- Born: 1915 Russian Turkestan
- Died: 2001 (aged 85–86)
- Education: University of Denver University of Colorado School of Medicine
- Medical career
- Field: Pediatrics
- Institutions: Colorado General Hospital
- Research: Small for gestational age infants

= Lula Lubchenco =

American pediatrician

Lula Olga Lubchenco (1915–2001) was an American pediatrician. Her family moved from Russian Turkestan to South Carolina when she was a small child, and Lubchenco's higher education and career were spent almost entirely in Colorado. After completing a pediatric residency in Denver, Lubchenco joined the faculty of the University of Colorado School of Medicine and was the first director of the Premature Infant Center at Colorado General Hospital.

Lubchenco was among the early physicians to suspect a link between oxygen administration and the eye condition that became known as retinopathy of prematurity. Her research into small for gestational age infants led to a chart that plotted birth weight against gestational age; the chart became known informally as the "Lulagram". Lubchenco remained involved with committees at the university until her death.

==Early life==
Lubchenco was born in Russian Turkestan in 1915. Lubchenco's mother, Portia McKnight Lubchenco, was an American physician and the first female to graduate from North Carolina Medical College. Portia Lubchenco met her husband Alexis, a Russian agronomist, when he came to the United States to learn to grow cotton. Alexis Lubchenco was a professor at the University of Moscow and was friends with politician Alexander Kerensky. Lula Lubchenco was the second of five children, and the family lived in Turkestan until Lubchenco was about two years old. The family made their way to the U.S. via China and the Pacific Ocean, ultimately settling on a farm in South Carolina.
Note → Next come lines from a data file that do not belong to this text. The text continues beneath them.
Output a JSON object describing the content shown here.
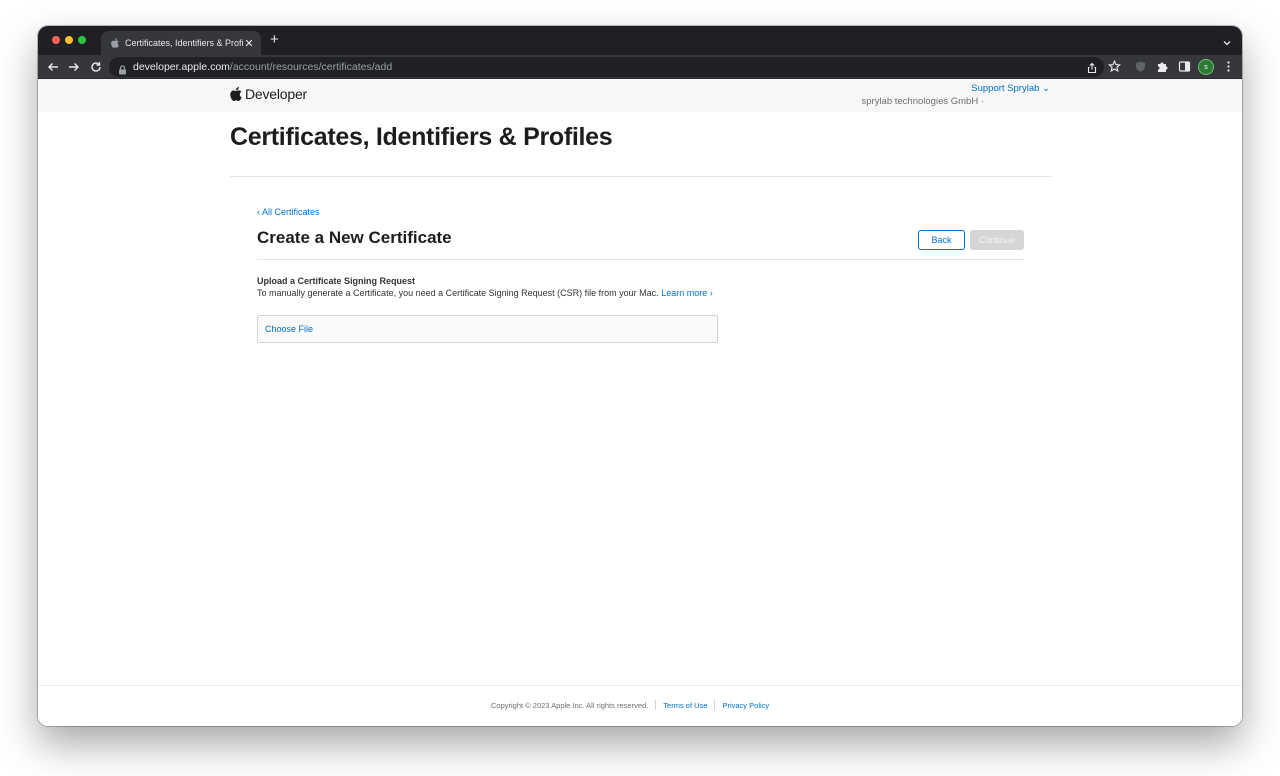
{
  "browser": {
    "tab_title": "Certificates, Identifiers & Profi",
    "url_host": "developer.apple.com",
    "url_path": "/account/resources/certificates/add",
    "profile_initial": "s"
  },
  "header": {
    "logo_text": "Developer",
    "support_label": "Support Sprylab ⌄",
    "team_name": "sprylab technologies GmbH ·"
  },
  "page": {
    "title": "Certificates, Identifiers & Profiles",
    "back_link": "‹ All Certificates",
    "section_title": "Create a New Certificate",
    "back_button": "Back",
    "continue_button": "Continue",
    "upload_heading": "Upload a Certificate Signing Request",
    "upload_description": "To manually generate a Certificate, you need a Certificate Signing Request (CSR) file from your Mac.",
    "learn_more": "Learn more ›",
    "choose_file": "Choose File"
  },
  "footer": {
    "copyright": "Copyright © 2023 Apple Inc. All rights reserved.",
    "terms": "Terms of Use",
    "privacy": "Privacy Policy"
  },
  "colors": {
    "link": "#0070c9",
    "disabled_button": "#d6d6d6",
    "chrome_dark": "#1f2023"
  }
}
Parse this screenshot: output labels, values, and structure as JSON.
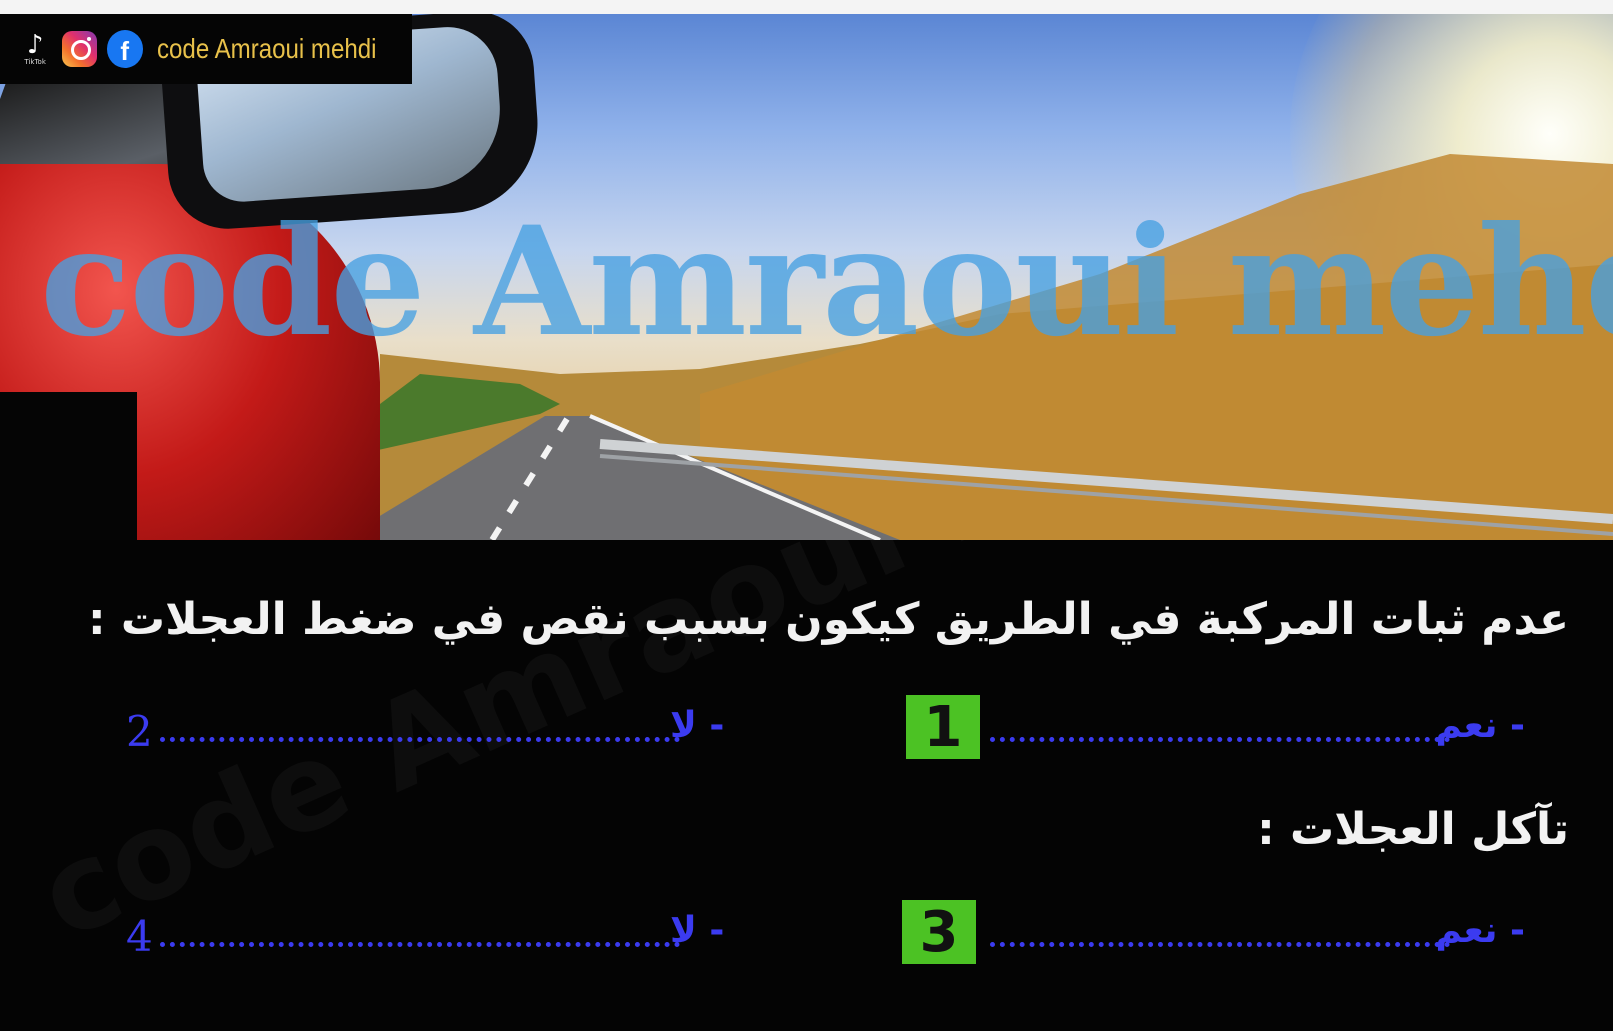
{
  "social": {
    "tiktok_icon": "tiktok-icon",
    "tiktok_tag": "TikTok",
    "instagram_icon": "instagram-icon",
    "facebook_icon": "facebook-icon",
    "facebook_glyph": "f",
    "channel_name": "code Amraoui mehdi"
  },
  "banner": {
    "watermark": "code Amraoui mehdi",
    "watermark_color": "#46a0e1"
  },
  "quiz": {
    "background_watermark": "code Amraoui mehdi",
    "questions": [
      {
        "text": "عدم ثبات المركبة في الطريق كيكون بسبب نقص  في ضغط العجلات :",
        "yes_label": "- نعم",
        "no_label": "- لا",
        "yes_number": "1",
        "no_number": "2"
      },
      {
        "text": "تآكل العجلات :",
        "yes_label": "- نعم",
        "no_label": "- لا",
        "yes_number": "3",
        "no_number": "4"
      }
    ],
    "colors": {
      "answer_text": "#3b3bf0",
      "number_box": "#4cc224",
      "question_text": "#f2f2f2"
    }
  }
}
In 1930, when the boll weevil damaged the family's crops, they moved to Northeast Colorado, where Lubchenco graduated from high school. She attended Denver University and completed a medical degree from the University of Colorado School of Medicine in 1939. Lubchenco completed a rotating internship at Colorado General Hospital and began her pediatric training at Strong Memorial Hospital. In 1941, for family reasons, she returned to Denver to complete her pediatric residency and research fellowship at Denver Children's Hospital.

==Career==
Lubchenco was a private-practice pediatrician and a faculty member at the University of Colorado School of Medicine for a short time before she was asked to head Colorado General Hospital's Premature Infant Center on what was supposed to be an interim basis. Early in her career, she worked with obstetrics chairman E. Stewart Taylor to hold collaborative training in neonatal resuscitation for obstetric and pediatric residents.

By 1950, Lubchenco noted that a high percentage of her former preterm patients were developing blindness from an eye condition known as retrolental fibroplasia (RLF), which was later renamed retinopathy of prematurity (ROP). She conducted a study that compared some of the Premature Infant Center's practices in the 1943–49 period (when RLF was rare) to the strategies that were in use by 1950. Evidence pointed to excessive oxygen administration as an important cause of RLF, and Lubchenco was able to greatly reduce the incidence of RLF in her center by managing the oxygen carefully, though it took several years before physicians at other hospitals were convinced of this connection.

In the early 1960s, Lubchenco began to publish her research on the relationship between birth weight and gestational age in newborns. A chart that allowed clinicians to plot a baby's birth weight against its gestational age became informally known as the "Lulagram". Before Lubchenco began her work, babies with low birth weights were referred to as premature. Her work led to the popularization of the term low birth weight, which underscored the fact that such babies may or may not have been born early. The descriptors small for gestational age, appropriate for gestational age and large for gestational age originated with Lubchenco's work.

In 1973, the Medical College of Pennsylvania named Lubchenco the Medical Woman of the Year.

==Personal life==
During her medical training, Lubchenco met and became engaged to Denver internist Carl Josephson. They married and had four daughters. The youngest daughter, Gretchen Josephson, was born with Down syndrome.

==Later life==
Lubchenco retired from clinical practice in 1977, but she remained a member of university committees until her death. The University of Colorado gave Lubchenco an honorary doctorate in 1989.